Energetics and control of ultracold isotope-exchange reactions between heteronuclear dimers in external fields

TL;DR

This paper demonstrates how external fields can control ultracold isotope-exchange reactions between heteronuclear dimers, enabling precise manipulation of reaction energetics and pathways for advanced quantum chemistry studies.

Contribution

It introduces a laser and magnetic field-based method to tune isotope-exchange reactions from exothermic to endothermic at ultracold temperatures, allowing detailed state-to-state reaction control.

Findings

Reactions are exothermic with energy changes of 1-8000 MHz.

Reaction channels can be controlled via laser and magnetic fields.

Proposes laser-induced Stark shift control for reaction tuning.

Abstract

We show that isotope-exchange reactions between ground-state alkali-metal, alkaline-earth-metal, and lanthanide heteronuclear dimers consisting of two isotopes of the same atom are exothermic with an energy change in the range of 1-8000$\,$MHz thus resulting in cold or ultracold products. For these chemical reactions there are only one rovibrational and at most several hyperfine possible product states. The number and energetics of open and closed reactive channels can be controlled by the laser and magnetic fields.
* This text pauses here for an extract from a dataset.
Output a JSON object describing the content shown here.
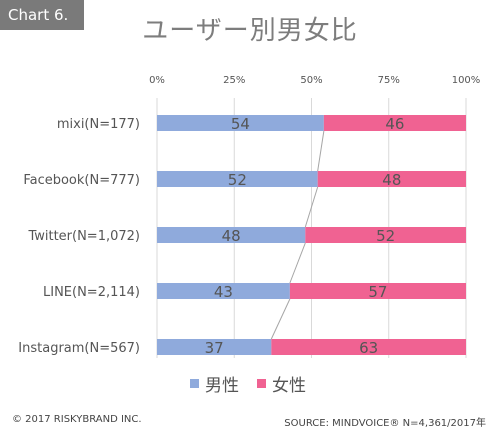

We suggest a laser-induced isotope- and state-selective Stark shift control to tune the exothermic isotope-exchange reactions to become endothermic thus providing the ground for testing models of the chemical reactivity. The present proposal opens the way for studying the state-to-state dynamics of ultracold chemical reactions beyond the universal limit with a meaningful control over the quantum states of both reactants and products.